Prof. Claire Fraser, the Dean's Endowed Professor of Medicine at the University of Maryland School of Medicine (UMSOM) and Director of the Institute for Genome Sciences, University of Maryland, School of Medicine, commented, "This study clearly highlights the importance of integrating genomics and computational biology into the development plan for vaccines against the highly complex and genetically variant parasites that cause malaria."
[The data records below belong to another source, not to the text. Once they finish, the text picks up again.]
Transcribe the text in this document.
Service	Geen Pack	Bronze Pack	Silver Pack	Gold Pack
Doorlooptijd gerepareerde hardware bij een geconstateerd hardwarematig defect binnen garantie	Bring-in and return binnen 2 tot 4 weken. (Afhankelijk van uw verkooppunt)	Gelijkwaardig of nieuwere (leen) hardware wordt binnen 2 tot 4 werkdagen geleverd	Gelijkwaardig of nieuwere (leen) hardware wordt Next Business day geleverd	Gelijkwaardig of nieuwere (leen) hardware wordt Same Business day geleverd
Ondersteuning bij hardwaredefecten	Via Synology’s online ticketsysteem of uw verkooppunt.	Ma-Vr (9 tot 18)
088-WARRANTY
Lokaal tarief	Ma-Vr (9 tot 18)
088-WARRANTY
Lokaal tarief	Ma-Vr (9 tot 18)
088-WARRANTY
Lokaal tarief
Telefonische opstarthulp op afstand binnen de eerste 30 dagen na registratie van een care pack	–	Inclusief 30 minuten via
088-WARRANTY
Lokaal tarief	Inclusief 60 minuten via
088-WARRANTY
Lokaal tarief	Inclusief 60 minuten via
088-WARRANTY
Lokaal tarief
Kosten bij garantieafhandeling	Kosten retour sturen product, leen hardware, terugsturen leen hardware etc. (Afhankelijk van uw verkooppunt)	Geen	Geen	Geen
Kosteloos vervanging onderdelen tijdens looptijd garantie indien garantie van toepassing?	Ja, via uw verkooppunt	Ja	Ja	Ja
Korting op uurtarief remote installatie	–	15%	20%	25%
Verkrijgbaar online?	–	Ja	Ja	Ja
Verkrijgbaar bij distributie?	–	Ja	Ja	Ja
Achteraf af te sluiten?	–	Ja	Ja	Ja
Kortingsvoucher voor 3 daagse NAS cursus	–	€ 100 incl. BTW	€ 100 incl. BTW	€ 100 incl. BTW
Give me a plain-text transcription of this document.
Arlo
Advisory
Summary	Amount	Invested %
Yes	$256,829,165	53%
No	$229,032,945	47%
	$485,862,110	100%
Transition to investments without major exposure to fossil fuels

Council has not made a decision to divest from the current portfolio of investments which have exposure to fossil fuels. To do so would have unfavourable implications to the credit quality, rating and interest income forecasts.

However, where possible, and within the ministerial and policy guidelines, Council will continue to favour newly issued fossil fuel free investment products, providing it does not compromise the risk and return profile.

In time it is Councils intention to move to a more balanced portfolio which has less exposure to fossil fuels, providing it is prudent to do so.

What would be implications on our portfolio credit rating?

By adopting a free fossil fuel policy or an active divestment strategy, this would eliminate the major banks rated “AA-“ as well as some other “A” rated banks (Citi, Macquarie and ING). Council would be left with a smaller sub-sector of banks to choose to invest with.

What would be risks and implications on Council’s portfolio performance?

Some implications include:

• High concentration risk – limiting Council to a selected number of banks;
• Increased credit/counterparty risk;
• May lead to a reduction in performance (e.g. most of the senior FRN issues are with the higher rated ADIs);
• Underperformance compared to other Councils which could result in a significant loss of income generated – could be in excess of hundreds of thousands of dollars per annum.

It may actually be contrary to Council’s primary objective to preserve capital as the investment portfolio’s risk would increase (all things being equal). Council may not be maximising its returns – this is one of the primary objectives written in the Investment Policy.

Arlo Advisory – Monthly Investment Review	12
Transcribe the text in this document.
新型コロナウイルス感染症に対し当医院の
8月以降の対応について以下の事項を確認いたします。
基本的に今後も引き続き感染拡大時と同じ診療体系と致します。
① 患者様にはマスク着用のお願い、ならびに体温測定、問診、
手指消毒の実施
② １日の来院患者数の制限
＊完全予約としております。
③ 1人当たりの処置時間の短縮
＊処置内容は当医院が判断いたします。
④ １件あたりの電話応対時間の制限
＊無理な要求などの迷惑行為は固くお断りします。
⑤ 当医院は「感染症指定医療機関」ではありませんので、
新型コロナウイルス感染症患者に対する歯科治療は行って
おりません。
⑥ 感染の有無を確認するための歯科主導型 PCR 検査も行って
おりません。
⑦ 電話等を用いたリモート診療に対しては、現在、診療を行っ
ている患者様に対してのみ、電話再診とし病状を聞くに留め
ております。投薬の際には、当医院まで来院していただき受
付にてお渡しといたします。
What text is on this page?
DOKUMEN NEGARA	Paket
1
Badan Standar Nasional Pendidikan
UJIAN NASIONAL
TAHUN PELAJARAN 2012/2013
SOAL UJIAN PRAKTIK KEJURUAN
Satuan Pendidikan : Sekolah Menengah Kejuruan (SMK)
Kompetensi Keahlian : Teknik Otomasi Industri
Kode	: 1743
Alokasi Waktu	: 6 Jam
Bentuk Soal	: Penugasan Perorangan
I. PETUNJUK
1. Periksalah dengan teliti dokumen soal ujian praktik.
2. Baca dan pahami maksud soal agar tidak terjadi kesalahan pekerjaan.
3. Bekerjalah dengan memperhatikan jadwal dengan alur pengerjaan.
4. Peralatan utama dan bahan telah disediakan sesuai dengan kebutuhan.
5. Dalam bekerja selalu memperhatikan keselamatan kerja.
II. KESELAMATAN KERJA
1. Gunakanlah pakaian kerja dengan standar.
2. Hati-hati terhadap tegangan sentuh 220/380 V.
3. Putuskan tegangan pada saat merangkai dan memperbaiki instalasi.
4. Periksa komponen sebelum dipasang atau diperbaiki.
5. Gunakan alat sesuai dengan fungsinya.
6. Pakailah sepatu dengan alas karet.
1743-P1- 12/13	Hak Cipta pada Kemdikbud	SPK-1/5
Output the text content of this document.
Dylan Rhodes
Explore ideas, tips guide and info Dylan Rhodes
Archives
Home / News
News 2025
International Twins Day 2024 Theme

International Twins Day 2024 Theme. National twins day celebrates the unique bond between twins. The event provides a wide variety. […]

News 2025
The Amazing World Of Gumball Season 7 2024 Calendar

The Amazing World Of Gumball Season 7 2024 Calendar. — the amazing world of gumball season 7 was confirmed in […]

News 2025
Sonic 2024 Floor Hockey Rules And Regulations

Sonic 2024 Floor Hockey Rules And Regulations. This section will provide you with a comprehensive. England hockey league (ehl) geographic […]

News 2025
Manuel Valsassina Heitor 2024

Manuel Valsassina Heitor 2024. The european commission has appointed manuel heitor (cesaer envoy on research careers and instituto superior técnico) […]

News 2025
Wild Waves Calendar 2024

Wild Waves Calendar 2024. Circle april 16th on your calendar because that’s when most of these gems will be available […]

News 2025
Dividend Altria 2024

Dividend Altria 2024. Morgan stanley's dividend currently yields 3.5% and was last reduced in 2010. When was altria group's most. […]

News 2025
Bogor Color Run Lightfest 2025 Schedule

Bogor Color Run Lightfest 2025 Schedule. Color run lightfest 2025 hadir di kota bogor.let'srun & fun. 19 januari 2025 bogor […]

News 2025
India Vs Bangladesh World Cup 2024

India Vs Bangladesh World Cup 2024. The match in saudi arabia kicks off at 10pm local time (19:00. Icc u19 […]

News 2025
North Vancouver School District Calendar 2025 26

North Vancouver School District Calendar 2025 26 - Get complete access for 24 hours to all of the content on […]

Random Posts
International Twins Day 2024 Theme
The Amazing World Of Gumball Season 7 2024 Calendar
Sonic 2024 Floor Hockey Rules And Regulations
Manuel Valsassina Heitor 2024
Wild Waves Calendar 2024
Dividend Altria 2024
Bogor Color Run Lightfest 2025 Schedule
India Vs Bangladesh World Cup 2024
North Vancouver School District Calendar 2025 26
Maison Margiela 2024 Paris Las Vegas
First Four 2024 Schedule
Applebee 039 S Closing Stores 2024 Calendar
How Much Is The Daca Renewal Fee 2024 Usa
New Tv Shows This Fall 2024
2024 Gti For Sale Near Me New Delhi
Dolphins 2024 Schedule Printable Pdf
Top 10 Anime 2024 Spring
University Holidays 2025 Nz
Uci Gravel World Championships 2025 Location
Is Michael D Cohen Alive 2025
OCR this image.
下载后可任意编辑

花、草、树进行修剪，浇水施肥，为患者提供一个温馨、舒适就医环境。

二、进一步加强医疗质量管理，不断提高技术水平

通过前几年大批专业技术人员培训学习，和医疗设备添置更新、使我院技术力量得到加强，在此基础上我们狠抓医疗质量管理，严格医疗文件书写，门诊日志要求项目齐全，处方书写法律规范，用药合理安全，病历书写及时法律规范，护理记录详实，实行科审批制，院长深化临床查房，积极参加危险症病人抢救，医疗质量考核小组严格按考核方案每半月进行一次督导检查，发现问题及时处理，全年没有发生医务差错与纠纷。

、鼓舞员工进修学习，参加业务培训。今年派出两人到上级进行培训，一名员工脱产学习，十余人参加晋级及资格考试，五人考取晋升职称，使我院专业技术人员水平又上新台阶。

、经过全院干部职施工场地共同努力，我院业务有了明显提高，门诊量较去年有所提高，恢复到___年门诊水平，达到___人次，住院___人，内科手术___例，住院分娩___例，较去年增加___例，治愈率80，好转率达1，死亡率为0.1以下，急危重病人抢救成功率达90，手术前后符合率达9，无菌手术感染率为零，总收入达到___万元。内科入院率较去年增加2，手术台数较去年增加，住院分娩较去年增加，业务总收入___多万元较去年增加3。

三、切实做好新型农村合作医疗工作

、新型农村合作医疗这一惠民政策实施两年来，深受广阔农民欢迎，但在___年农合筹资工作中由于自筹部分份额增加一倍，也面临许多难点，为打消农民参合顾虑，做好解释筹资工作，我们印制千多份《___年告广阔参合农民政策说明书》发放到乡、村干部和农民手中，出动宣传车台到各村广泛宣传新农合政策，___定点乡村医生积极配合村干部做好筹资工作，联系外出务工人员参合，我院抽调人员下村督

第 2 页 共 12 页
"This study offers important insights into the potential power of CHMI for accelerating malaria vaccine development," said Dr. Peter McElroy, Malaria Branch Chief, U.S. Centers for Disease Control and Prevention. "It can inform the assessment of future vaccines slated for use in Africa and worldwide, to provide better predictability and possibly shorten development timelines."
Forward Looking Statement
Except for historical information, this news release contains certain forward-looking statements that involve known and unknown risk and uncertainties, which may cause actual results to differ materially from any future results, performance or achievements expressed or implied by the statements made. Such statements include the availability of an effective vaccine, the expectations for conquering malaria, beliefs concerning the suitability of a successful vaccine, and the establishment of a path toward prevention of infection. These forward-looking statements are further qualified by important factors that could cause actual results to differ materially from those in the forward-looking statements.